Identifikasi diri sebagai satu bangsa, satu tanah air, dengan satu bahasa menjadi pijakan penting berdirinya bangsa Indonesia. Dalam tiga hari ini begitu nyata tampak menyala dalam dada setiap anak muda.
Keberagaman terhimpun dalam perjumpaan. Keberagaman yang akan mempersatukan bumi Indonesia yang memang tegak berdiri karena beragamnya suku, agama, budaya, dan wilayah ribuan pulau. Persatuan dan kesatuan nyata sebagai jati diri bangsa yang harus ditegakkan sebagai Nusantara. Tanpa perjumpaan, harmonisasi yang kita dendangkan tak akan pernah terwujud nyata Mimpi tentang persatuan, kedaulatan mungkin saja musnah tanpa perjumpaan dan pertemuan anak-anak muda.

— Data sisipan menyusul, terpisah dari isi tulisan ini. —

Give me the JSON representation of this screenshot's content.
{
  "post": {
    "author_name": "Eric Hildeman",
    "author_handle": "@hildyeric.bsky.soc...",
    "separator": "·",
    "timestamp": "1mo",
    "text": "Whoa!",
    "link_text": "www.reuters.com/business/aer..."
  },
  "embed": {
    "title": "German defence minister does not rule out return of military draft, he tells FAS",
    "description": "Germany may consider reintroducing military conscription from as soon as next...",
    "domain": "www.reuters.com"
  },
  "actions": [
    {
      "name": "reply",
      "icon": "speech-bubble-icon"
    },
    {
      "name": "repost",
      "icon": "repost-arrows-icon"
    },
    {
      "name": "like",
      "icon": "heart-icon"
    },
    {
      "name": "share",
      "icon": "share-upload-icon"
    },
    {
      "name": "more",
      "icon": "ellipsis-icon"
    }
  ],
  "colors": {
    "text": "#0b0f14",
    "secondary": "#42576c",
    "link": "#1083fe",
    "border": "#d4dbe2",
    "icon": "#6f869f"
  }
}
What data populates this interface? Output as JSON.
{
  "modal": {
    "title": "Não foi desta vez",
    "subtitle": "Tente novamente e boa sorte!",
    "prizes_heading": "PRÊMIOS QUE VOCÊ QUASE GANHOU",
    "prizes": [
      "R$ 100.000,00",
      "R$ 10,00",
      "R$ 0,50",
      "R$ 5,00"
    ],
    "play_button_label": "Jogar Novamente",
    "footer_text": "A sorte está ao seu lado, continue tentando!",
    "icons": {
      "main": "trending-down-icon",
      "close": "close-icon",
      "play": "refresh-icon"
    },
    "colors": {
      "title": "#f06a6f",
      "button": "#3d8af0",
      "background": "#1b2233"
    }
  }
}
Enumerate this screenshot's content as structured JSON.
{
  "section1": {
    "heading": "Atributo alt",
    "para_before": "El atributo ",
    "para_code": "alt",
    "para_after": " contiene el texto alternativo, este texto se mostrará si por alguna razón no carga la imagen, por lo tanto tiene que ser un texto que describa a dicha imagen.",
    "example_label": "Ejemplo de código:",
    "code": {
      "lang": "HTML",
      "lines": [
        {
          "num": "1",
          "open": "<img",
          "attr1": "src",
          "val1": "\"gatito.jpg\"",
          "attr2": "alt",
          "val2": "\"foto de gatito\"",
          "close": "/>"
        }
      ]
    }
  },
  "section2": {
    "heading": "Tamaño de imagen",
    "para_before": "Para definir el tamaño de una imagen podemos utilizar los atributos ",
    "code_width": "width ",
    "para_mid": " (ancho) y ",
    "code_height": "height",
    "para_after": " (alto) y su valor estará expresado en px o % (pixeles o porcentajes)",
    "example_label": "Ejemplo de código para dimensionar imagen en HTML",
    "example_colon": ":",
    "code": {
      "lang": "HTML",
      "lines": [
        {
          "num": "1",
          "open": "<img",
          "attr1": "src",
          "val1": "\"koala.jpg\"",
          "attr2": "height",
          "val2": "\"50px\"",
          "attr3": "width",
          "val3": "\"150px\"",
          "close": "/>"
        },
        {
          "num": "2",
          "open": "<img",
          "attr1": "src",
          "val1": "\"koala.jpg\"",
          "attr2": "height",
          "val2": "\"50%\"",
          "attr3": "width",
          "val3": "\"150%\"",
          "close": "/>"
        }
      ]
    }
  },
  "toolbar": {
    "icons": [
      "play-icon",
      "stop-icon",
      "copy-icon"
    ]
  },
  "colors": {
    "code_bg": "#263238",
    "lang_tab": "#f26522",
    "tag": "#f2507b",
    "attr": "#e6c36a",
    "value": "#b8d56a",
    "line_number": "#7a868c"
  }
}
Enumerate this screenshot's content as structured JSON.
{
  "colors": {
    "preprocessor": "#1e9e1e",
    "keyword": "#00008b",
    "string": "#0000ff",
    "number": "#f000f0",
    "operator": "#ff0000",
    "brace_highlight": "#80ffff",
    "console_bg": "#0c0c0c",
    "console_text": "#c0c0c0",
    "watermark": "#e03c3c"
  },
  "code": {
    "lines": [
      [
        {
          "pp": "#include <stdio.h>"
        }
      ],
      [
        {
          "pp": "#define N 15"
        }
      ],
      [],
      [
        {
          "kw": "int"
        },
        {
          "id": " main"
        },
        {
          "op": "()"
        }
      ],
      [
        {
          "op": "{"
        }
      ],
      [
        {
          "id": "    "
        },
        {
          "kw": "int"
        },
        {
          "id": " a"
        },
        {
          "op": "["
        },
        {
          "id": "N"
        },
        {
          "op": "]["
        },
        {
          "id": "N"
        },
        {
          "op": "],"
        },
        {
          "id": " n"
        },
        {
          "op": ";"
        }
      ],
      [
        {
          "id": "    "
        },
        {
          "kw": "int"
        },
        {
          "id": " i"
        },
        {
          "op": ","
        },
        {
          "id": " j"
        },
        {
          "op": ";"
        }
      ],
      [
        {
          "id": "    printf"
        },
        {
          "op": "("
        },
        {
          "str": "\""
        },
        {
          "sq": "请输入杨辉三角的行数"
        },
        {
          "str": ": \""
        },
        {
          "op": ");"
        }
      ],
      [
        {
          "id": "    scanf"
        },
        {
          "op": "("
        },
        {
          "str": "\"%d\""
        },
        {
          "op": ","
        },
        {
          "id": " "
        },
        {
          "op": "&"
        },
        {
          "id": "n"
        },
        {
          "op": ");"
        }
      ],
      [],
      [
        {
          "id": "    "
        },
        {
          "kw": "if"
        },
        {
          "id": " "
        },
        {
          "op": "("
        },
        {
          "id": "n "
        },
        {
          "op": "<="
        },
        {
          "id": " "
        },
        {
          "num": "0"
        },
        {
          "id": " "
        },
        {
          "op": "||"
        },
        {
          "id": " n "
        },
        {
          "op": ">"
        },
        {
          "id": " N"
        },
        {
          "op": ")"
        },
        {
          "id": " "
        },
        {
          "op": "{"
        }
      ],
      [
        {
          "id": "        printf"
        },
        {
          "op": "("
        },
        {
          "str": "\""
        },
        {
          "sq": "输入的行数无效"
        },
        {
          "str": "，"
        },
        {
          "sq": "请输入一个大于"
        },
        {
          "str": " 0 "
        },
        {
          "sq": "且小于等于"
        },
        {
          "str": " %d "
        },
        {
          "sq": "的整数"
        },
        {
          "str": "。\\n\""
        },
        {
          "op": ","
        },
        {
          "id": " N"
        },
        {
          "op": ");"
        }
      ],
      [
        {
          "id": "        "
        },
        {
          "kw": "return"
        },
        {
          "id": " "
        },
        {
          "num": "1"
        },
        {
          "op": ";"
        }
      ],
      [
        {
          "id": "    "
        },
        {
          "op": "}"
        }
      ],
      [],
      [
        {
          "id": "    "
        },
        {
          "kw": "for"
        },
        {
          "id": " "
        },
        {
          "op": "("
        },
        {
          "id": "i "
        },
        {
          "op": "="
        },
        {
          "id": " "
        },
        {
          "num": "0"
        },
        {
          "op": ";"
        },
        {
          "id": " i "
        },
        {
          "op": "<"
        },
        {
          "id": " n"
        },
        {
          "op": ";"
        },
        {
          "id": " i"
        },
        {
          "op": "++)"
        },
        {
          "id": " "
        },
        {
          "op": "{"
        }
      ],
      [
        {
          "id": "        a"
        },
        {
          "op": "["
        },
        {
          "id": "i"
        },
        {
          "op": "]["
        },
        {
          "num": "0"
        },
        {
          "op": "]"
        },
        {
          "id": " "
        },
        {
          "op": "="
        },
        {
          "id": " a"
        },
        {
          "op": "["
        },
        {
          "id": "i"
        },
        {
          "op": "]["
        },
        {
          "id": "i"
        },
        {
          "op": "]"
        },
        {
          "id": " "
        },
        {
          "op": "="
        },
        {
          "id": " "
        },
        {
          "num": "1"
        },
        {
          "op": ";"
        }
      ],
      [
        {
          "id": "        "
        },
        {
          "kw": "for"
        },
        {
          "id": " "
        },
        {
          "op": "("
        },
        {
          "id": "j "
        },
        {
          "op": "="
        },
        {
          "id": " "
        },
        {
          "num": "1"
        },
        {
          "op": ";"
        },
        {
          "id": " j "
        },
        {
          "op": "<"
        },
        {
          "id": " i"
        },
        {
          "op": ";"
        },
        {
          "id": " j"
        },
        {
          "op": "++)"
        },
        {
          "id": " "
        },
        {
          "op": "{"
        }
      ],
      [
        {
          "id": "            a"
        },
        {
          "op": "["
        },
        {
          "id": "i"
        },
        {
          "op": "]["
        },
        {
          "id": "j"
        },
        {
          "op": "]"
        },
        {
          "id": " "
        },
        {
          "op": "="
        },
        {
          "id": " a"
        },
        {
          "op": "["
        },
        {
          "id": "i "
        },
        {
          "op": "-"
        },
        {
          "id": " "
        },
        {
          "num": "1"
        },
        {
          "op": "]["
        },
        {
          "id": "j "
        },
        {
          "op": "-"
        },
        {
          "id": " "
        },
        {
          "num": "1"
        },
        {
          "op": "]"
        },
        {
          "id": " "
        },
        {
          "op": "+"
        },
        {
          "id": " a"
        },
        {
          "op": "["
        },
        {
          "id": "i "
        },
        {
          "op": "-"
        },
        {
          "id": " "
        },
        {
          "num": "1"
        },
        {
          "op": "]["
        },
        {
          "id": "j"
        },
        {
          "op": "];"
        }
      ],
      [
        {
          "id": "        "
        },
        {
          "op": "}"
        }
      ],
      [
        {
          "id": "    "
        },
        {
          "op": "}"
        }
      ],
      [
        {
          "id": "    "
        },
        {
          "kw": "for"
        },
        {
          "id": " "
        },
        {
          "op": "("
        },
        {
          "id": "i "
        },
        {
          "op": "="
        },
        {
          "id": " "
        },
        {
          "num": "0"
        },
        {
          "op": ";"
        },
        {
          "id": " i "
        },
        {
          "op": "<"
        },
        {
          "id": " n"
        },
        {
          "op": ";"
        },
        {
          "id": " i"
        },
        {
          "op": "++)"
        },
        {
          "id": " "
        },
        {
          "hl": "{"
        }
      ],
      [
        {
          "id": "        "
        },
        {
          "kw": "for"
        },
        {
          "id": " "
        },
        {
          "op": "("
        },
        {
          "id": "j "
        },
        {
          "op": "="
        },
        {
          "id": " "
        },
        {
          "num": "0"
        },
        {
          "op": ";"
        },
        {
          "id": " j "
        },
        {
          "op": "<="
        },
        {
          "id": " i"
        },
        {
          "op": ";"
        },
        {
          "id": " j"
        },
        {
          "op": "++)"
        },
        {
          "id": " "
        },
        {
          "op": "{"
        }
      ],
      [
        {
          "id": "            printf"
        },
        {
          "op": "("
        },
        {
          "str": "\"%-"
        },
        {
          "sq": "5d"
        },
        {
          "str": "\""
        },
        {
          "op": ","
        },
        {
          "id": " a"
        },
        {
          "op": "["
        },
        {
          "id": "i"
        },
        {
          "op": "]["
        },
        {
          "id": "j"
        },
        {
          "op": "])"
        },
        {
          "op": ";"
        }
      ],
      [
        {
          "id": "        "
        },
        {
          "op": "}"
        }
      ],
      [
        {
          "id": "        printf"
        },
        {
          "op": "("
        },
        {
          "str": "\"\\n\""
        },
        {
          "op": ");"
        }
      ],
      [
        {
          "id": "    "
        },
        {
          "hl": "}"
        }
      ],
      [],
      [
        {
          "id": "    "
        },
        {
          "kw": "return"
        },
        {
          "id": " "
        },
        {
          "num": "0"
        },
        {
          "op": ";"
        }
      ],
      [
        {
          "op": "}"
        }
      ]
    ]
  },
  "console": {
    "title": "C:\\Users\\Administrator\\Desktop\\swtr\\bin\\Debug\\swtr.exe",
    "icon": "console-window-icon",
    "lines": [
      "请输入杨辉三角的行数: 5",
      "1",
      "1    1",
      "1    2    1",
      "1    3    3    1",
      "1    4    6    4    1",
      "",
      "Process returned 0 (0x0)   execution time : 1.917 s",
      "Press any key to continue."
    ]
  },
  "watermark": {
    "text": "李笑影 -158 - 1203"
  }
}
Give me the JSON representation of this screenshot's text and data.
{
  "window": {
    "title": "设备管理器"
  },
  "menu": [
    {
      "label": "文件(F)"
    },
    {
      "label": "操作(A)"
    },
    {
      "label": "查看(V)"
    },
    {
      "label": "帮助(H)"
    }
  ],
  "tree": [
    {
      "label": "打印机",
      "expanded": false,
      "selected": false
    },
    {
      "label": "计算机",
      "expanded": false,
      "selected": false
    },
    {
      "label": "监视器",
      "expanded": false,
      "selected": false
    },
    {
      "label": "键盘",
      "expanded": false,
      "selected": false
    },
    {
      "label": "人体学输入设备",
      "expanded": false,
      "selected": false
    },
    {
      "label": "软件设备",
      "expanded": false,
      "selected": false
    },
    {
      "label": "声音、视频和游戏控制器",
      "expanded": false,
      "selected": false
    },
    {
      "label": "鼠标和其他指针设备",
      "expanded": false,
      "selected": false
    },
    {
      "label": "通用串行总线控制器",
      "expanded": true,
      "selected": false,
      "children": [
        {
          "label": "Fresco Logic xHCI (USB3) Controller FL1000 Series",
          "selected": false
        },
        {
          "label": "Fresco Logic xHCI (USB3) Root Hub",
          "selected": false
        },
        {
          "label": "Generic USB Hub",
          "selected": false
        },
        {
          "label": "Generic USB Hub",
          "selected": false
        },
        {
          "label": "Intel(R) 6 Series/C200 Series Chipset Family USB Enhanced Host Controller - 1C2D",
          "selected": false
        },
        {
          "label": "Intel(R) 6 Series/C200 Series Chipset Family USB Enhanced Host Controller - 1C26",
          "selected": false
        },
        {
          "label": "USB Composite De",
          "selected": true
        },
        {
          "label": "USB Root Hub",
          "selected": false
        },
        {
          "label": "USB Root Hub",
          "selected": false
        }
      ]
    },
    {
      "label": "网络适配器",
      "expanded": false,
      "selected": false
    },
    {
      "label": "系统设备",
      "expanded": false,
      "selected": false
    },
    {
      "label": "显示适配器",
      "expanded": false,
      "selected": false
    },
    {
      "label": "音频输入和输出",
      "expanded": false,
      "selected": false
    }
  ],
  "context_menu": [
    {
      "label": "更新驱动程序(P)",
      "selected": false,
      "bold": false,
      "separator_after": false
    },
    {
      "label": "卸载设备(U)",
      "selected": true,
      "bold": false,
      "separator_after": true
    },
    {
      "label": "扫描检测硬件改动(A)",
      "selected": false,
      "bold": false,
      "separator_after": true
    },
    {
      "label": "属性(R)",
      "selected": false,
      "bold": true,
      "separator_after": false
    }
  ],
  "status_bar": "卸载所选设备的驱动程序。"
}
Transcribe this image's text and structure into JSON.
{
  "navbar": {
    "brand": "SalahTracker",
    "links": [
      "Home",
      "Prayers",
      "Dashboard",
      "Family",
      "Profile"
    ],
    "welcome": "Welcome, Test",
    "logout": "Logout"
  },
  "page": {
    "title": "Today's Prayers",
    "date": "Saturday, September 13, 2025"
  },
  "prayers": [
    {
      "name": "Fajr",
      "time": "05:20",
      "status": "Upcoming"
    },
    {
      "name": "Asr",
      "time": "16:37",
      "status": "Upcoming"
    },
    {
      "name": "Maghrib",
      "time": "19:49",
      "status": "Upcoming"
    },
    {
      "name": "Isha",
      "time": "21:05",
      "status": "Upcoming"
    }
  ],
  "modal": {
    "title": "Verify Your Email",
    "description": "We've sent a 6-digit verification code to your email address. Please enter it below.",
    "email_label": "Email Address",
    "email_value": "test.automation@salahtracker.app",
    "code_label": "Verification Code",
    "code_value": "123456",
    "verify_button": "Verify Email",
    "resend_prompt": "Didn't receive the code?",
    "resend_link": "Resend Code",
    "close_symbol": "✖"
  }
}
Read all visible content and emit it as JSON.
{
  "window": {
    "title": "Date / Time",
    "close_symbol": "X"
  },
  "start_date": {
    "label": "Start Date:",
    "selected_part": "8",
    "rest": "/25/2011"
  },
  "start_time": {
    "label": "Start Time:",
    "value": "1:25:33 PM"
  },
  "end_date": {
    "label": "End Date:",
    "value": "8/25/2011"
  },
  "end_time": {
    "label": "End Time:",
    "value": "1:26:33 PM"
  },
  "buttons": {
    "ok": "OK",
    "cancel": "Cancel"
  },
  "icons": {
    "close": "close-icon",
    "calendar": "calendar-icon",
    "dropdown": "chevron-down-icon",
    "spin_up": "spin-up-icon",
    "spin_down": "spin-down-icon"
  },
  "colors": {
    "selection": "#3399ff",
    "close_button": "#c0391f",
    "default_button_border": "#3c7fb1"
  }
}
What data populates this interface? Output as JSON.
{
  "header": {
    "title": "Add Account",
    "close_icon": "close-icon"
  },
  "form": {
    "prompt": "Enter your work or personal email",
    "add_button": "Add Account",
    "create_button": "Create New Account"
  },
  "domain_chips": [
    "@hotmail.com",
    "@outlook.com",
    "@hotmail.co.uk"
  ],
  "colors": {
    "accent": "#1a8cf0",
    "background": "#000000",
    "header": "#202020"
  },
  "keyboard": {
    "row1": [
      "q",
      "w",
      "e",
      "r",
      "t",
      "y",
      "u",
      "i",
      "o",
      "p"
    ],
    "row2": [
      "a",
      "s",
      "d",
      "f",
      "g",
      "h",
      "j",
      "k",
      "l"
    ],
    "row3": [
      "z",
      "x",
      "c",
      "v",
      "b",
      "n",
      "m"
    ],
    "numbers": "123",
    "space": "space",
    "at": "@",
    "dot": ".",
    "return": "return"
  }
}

Dalam mengembangkan titik temu diperlukan pembudayaan civic nationalism dengan memperkuat modal sosial melalui perluasan jaring-jaring konektivitas dan inklusivitas. Jaring konektivitas adalah ruang-ruang perjumpaan dan interaksi, ruang keterlibatan dan kerja sama yang dapat membuat yang asing menjadi familiar, prasangka beralih jadi pengenalan yang menumbuhkan cinta. Inklusivitas adalah kesetaraan akses terhadap pendidikan, kesehatan, pekerjaan, permodalan, dan privilese sosial yang bisa mengatasi kecemburuan. Melalui penguatan konektivitas dan inklusivitas bisa terbangun rasa saling percaya. (1)
Membangun Harmoni
Keberagaman adalah sebuah anugerah Ilahi, mewujudkan harmonisasi kehidupan dalam keberagaman adalah cita-cita luhur bangsa yang sangat nyata melekat dalam Pancasila yang sejak semula diperjuangkan oleh para pejuang bangsa. Tanpa campur tangan dan kiprah anak-anak muda dalam beragam kegiatan perjumpaan, mewujudkan keharmonisan pasti hanyalah sebuah bualan belaka, apalagi teknologi semakin mengambil peran menjauhkan anak-anak muda dari kedekatan nurani.
Tanpa campur tangan dan kiprah anak-anak muda dalam beragam kegiatan perjumpaan, mewujudkan keharmonisan pasti hanyalah sebuah bualan belaka, apalagi teknologi semakin mengambil peran menjauhkan anak-anak muda dari kedekatan nurai.
Karena itulah, menyiapkan anak-anak muda mewujudkan perjumpaan dan pertemuan yang berkualitas selayaknya menjadi cara pendidikan kita memberikan makna toleransi. Jika perjumpaan dan pertemuan tak abadi, sekadar memberikan waktu untuk anak-anak muda bergelut bertukar informasi mungkin akan memberikan ruang silaturahmi ala anak muda masa kini. Namun, apakah semua orang tua mampu dan siap merelakan anak-anak muda kita bergelut dalam keberbedaan apalagi berkaitan dengan keyakinan?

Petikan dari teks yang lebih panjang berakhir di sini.